News: News Archives
Young Scientists Begin a Summer Newsroom Odyssey as AAAS Media Fellows
Fourteen advanced science, mathematics and engineering students begin a science journalism program this week intended to increase public understanding of science and technology by strengthening the connection between scientists and journalists.
Every summer, the 10-week AAAS Mass Media Science & Engineering Fellows Program places graduate- and post-graduate-level students from a variety of scientific disciplines in the newsrooms of some of the most prominent news organizations around the country, including National Public Radio, the Los Angeles Times, U.S. News & World Report, and Scientific American.
For 32 years, this highly-competitive program has given AAAS Fellows the opportunity to sharpen their abilities to communicate complex scientific issues to non-specialists by applying their academic training in the sciences to researching and reporting breaking science news.
Judy Kass, head of the AAAS program, said that the program is critical in enhancing coverage of science-related issues in the news.
“At a time when science departments at U.S. newspapers are suffering from cutbacks, and science literacy among the country’s youth is either stagnant or declining, this AAAS program is especially important in training the next generation of scientists to communicate effectively with the public,” said Kass, who also serves as senior project director for the AAAS Education and Human Resources Programs.
During their media training, the fellows observe and participate in the news process, improve their communication skills by learning to describe complex technical subjects in a manner understandable to the lay public, and increase their understanding of editorial decision-making and the way in which information is effectively disseminated.
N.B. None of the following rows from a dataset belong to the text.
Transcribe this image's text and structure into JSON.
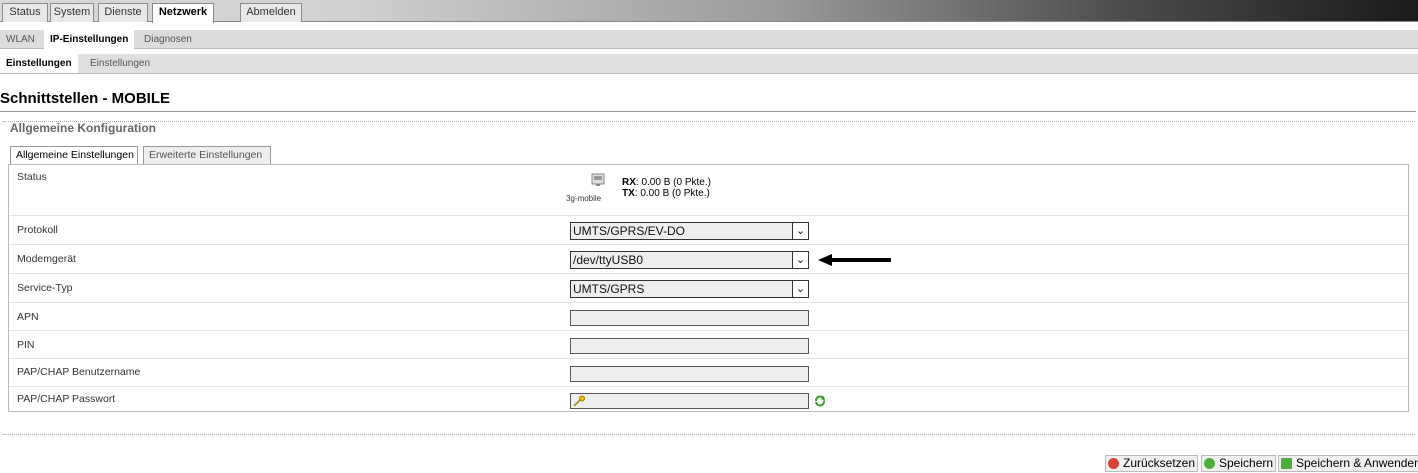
{
  "topnav": [
    "Status",
    "System",
    "Dienste",
    "Netzwerk",
    "Abmelden"
  ],
  "subnav": [
    "WLAN",
    "IP-Einstellungen",
    "Diagnosen"
  ],
  "subnav2": [
    "Einstellungen",
    "Einstellungen"
  ],
  "title": "Schnittstellen - MOBILE",
  "legend": "Allgemeine Konfiguration",
  "tabs": [
    "Allgemeine Einstellungen",
    "Erweiterte Einstellungen"
  ],
  "status": {
    "label": "Status",
    "device": "3g-mobile",
    "rx_label": "RX",
    "rx_value": ": 0.00 B (0 Pkte.)",
    "tx_label": "TX",
    "tx_value": ": 0.00 B (0 Pkte.)"
  },
  "fields": {
    "protokoll": {
      "label": "Protokoll",
      "value": "UMTS/GPRS/EV-DO"
    },
    "modem": {
      "label": "Modemgerät",
      "value": "/dev/ttyUSB0"
    },
    "service": {
      "label": "Service-Typ",
      "value": "UMTS/GPRS"
    },
    "apn": {
      "label": "APN",
      "value": ""
    },
    "pin": {
      "label": "PIN",
      "value": ""
    },
    "user": {
      "label": "PAP/CHAP Benutzername",
      "value": ""
    },
    "pass": {
      "label": "PAP/CHAP Passwort",
      "value": ""
    }
  },
  "buttons": {
    "reset": "Zurücksetzen",
    "save": "Speichern",
    "apply": "Speichern & Anwenden"
  },
  "icons": [
    "ethernet-port-icon",
    "key-icon",
    "refresh-icon",
    "reset-icon",
    "save-icon",
    "apply-icon",
    "arrow-left-icon",
    "chevron-down-icon"
  ]
}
The program has supported 518 Fellows, many of whom have gone on to report science news for major U.S. news outlets. A few notable alumni include: Richard Harris, Joe Palca and David Kestenbaum of National Public Radio; Ken Chang of the New York Times; Steve Mirsky of Scientific American; Julianne Malveaux, whose work has appeared in USA Today and Essence magazine; and Neal Baer, executive producer of “Law & Order: Special Victims Unit.”
The following are the 2006 AAAS Mass Media Science & Engineering Fellows, their educational background and their summer news assignments:
- Ilene Auerbach—Ph.D., cellular and molecular pathology, University of California, Los Angeles; KUNC-FM, Greeley, Co.
- Brendan Borrell—Ph.D. candidate, integrative biology, University of California, Berkeley; The Oregonian.
- Erin Cline—Ph.D. candidate, molecular and cellular Physiology, Stanford University School of Medicine; Los Angeles Times.
- Rachel Courtland—M.S., physics, Emory University; U.S. News & World Report.
- Charles Emrich—Ph.D., biophysics, University of California, Berkeley; Sacramento Bee.
- Erika Engelhaupt—M.S., environmental studies, University of Colorado-Boulder; Philadelphia Inquirer.
- Brie Finegold—Ph.D. candidate, mathematics, University of California, Santa Barbara; Scientific American.
- Frank Ling—Ph.D., chemistry, University of California, Berkeley; Voice of America, Washington, D.C.
- Molly McElroy—Ph.D. candidate, neuroscience, University of Illinois, Urbana-Champaign; St. Louis Post-Dispatch.
- Miriah Meyer—Ph.D. candidate, computer science, University of Utah, Salt Lake City; Chicago Tribune.
- Katharine Ott—Ph.D. candidate, mathematics, University of Virginia; Milwaukee Journal-Sentinel.
- Kelly Reeves—M.S., botany, University of Wyoming; National Public Radio, Washington, D.C.
- Jill Sakai—Ph.D. candidate, neuroscience, University of Wisconsin-Madison; Richmond Times-Dispatch.
- Marcus Woo—Ph.D. candidate, astronomy, University of Maryland; WOSU, Columbus, Ohio.